Capítulo Nueve

 

¿Mi ayuda? –lo miró con incredulidad.

–Sí.

Marc no había pretendido ponerse posesivo, ni agobiarla. Estaba allí porque necesitaba su ayuda profesional, no para acostarse con ella. O al menos, esa era la mentira que se contaba.

–Explícate –Isa sacó un del armario, lo llenó de agua helada y se lo dio.

Marc le contó lo del artículo y cuánto podía dañar a Bijoux si se publicaba. Y también que necesitaban algún experto que certificara que en su stock no había ningún diamante de conflicto.

–Hay otros expertos. Podrías habérselo pedido a una docena de personas, pero has recurrido a mí.

–Sí.

–¿No pretenderás utilizar nuestro pasado en común para influir en el informe?

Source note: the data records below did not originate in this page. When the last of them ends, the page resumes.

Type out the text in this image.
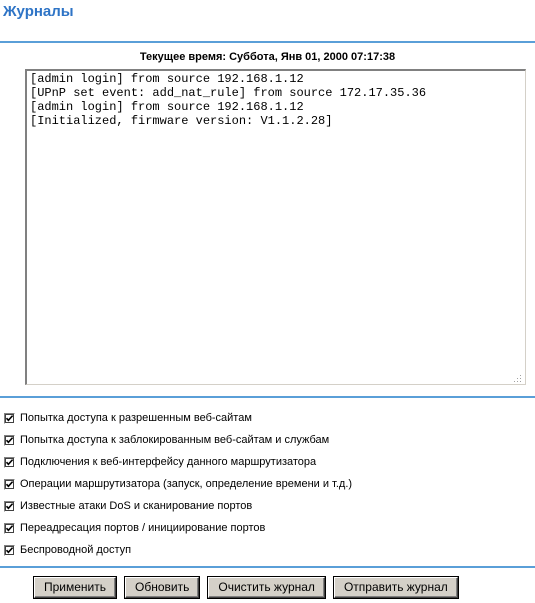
Журналы
Текущее время: Суббота, Янв 01, 2000 07:17:38
[admin login] from source 192.168.1.12
[UPnP set event: add_nat_rule] from source 172.17.35.36
[admin login] from source 192.168.1.12
[Initialized, firmware version: V1.1.2.28]
Попытка доступа к разрешенным веб-сайтам
Попытка доступа к заблокированным веб-сайтам и службам
Подключения к веб-интерфейсу данного маршрутизатора
Операции маршрутизатора (запуск, определение времени и т.д.)
Известные атаки DoS и сканирование портов
Переадресация портов / инициирование портов
Беспроводной доступ
Применить	Обновить	Очистить журнал	Отправить журнал
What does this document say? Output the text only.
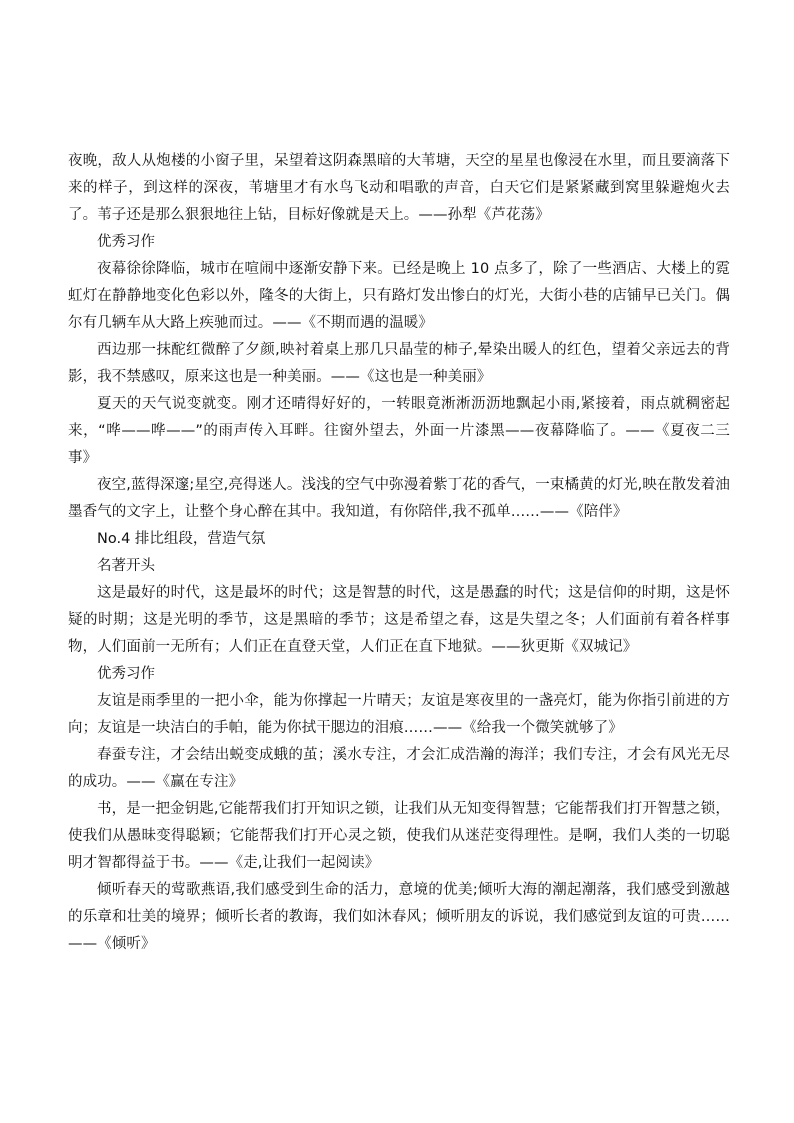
夜晚，敌人从炮楼的小窗子里，呆望着这阴森黑暗的大苇塘，天空的星星也像浸在水里，而且要滴落下来的样子，到这样的深夜，苇塘里才有水鸟飞动和唱歌的声音，白天它们是紧紧藏到窝里躲避炮火去了。苇子还是那么狠狠地往上钻，目标好像就是天上。——孙犁《芦花荡》

优秀习作

夜幕徐徐降临，城市在喧闹中逐渐安静下来。已经是晚上 10 点多了，除了一些酒店、大楼上的霓虹灯在静静地变化色彩以外，隆冬的大街上，只有路灯发出惨白的灯光，大街小巷的店铺早已关门。偶尔有几辆车从大路上疾驰而过。——《不期而遇的温暖》

西边那一抹酡红微醉了夕颜,映衬着桌上那几只晶莹的柿子,晕染出暖人的红色，望着父亲远去的背影，我不禁感叹，原来这也是一种美丽。——《这也是一种美丽》

夏天的天气说变就变。刚才还晴得好好的，一转眼竟淅淅沥沥地飘起小雨,紧接着，雨点就稠密起来，“哗——哗——”的雨声传入耳畔。往窗外望去，外面一片漆黑——夜幕降临了。——《夏夜二三事》

夜空,蓝得深邃;星空,亮得迷人。浅浅的空气中弥漫着紫丁花的香气，一束橘黄的灯光,映在散发着油墨香气的文字上，让整个身心醉在其中。我知道，有你陪伴,我不孤单……——《陪伴》

No.4 排比组段，营造气氛

名著开头

这是最好的时代，这是最坏的时代；这是智慧的时代，这是愚蠢的时代；这是信仰的时期，这是怀疑的时期；这是光明的季节，这是黑暗的季节；这是希望之春，这是失望之冬；人们面前有着各样事物，人们面前一无所有；人们正在直登天堂，人们正在直下地狱。——狄更斯《双城记》

优秀习作

友谊是雨季里的一把小伞，能为你撑起一片晴天；友谊是寒夜里的一盏亮灯，能为你指引前进的方向；友谊是一块洁白的手帕，能为你拭干腮边的泪痕……——《给我一个微笑就够了》

春蚕专注，才会结出蜕变成蛾的茧；溪水专注，才会汇成浩瀚的海洋；我们专注，才会有风光无尽的成功。——《赢在专注》

书，是一把金钥匙,它能帮我们打开知识之锁，让我们从无知变得智慧；它能帮我们打开智慧之锁，使我们从愚昧变得聪颖；它能帮我们打开心灵之锁，使我们从迷茫变得理性。是啊，我们人类的一切聪明才智都得益于书。——《走,让我们一起阅读》

倾听春天的莺歌燕语,我们感受到生命的活力，意境的优美;倾听大海的潮起潮落，我们感受到激越的乐章和壮美的境界；倾听长者的教诲，我们如沐春风；倾听朋友的诉说，我们感觉到友谊的可贵……——《倾听》
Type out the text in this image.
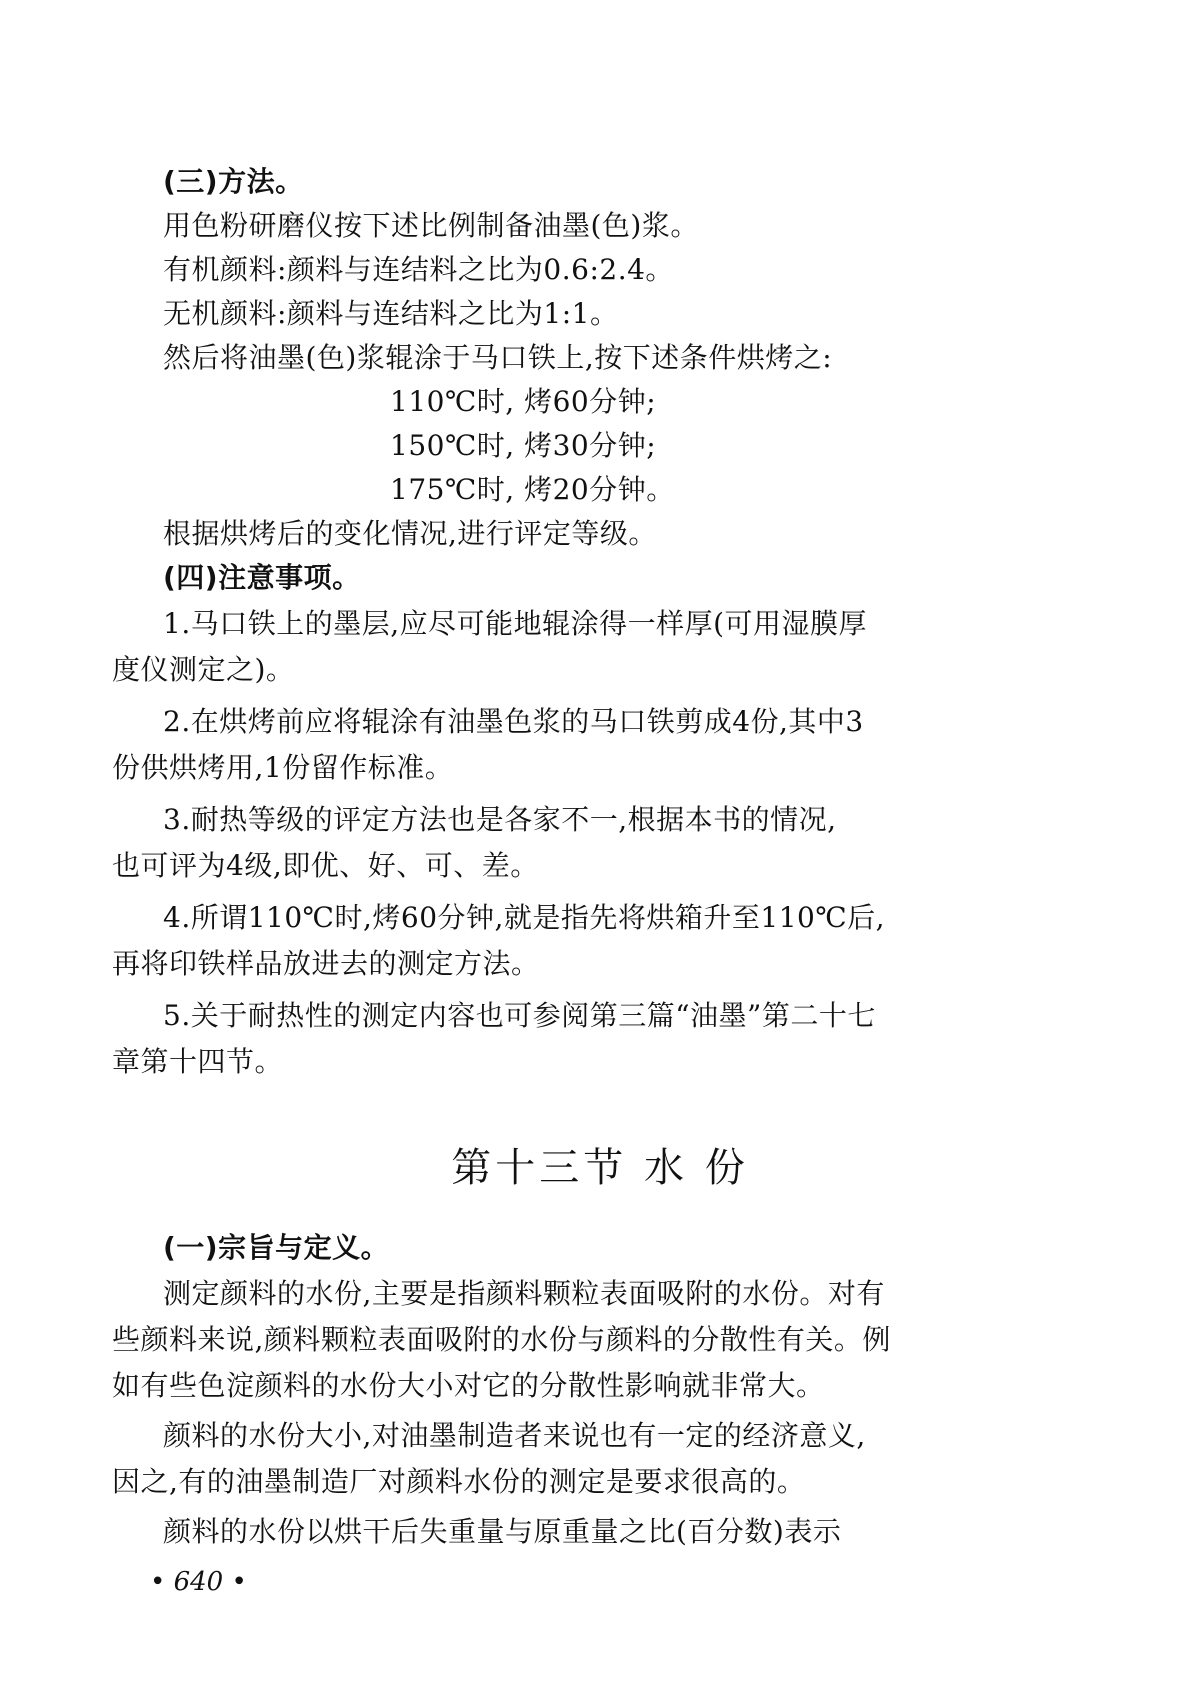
(三)方法。
用色粉研磨仪按下述比例制备油墨(色)浆。
有机颜料:颜料与连结料之比为0.6:2.4。
无机颜料:颜料与连结料之比为1:1。
然后将油墨(色)浆辊涂于马口铁上,按下述条件烘烤之:
110℃时, 烤60分钟;
150℃时, 烤30分钟;
175℃时, 烤20分钟。
根据烘烤后的变化情况,进行评定等级。
(四)注意事项。
1.马口铁上的墨层,应尽可能地辊涂得一样厚(可用湿膜厚
度仪测定之)。
2.在烘烤前应将辊涂有油墨色浆的马口铁剪成4份,其中3
份供烘烤用,1份留作标准。
3.耐热等级的评定方法也是各家不一,根据本书的情况,
也可评为4级,即优、好、可、差。
4.所谓110℃时,烤60分钟,就是指先将烘箱升至110℃后,
再将印铁样品放进去的测定方法。
5.关于耐热性的测定内容也可参阅第三篇“油墨”第二十七
章第十四节。
第十三节 水 份
(一)宗旨与定义。
测定颜料的水份,主要是指颜料颗粒表面吸附的水份。对有
些颜料来说,颜料颗粒表面吸附的水份与颜料的分散性有关。例
如有些色淀颜料的水份大小对它的分散性影响就非常大。
颜料的水份大小,对油墨制造者来说也有一定的经济意义,
因之,有的油墨制造厂对颜料水份的测定是要求很高的。
颜料的水份以烘干后失重量与原重量之比(百分数)表示
• 640 •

–Eso no hará falta –dijo Marc, furioso–. Cuando investigues Bijoux comprobarás que solo utilizamos diamantes de fuentes responsables. Te aseguro que no hay ni un diamante de conflicto ni de sangre en nuestras cámaras acorazadas.

–Eso es mucho asegurar. ¿Cómo lo sabes?

–Porque examino todos los diamantes que pasan por Bijoux. Me aseguro de que su procedencia geológica es la que certificamos.

–¿Todos? –preguntó, escéptica–. Debéis de procesar unos diez mil al mes.

–Más. Y sí, miro cada uno de ellos.

–¿Cómo puedes tener tiempo para eso y encima dirigir la empresa?

–Hago tiempo. Sé que debo parecer un obseso del control, pero me da igual. Mi empresa estuvo a punto de hundirse una vez porque me descuidé. Te garantizo que eso no volverá a ocurrir.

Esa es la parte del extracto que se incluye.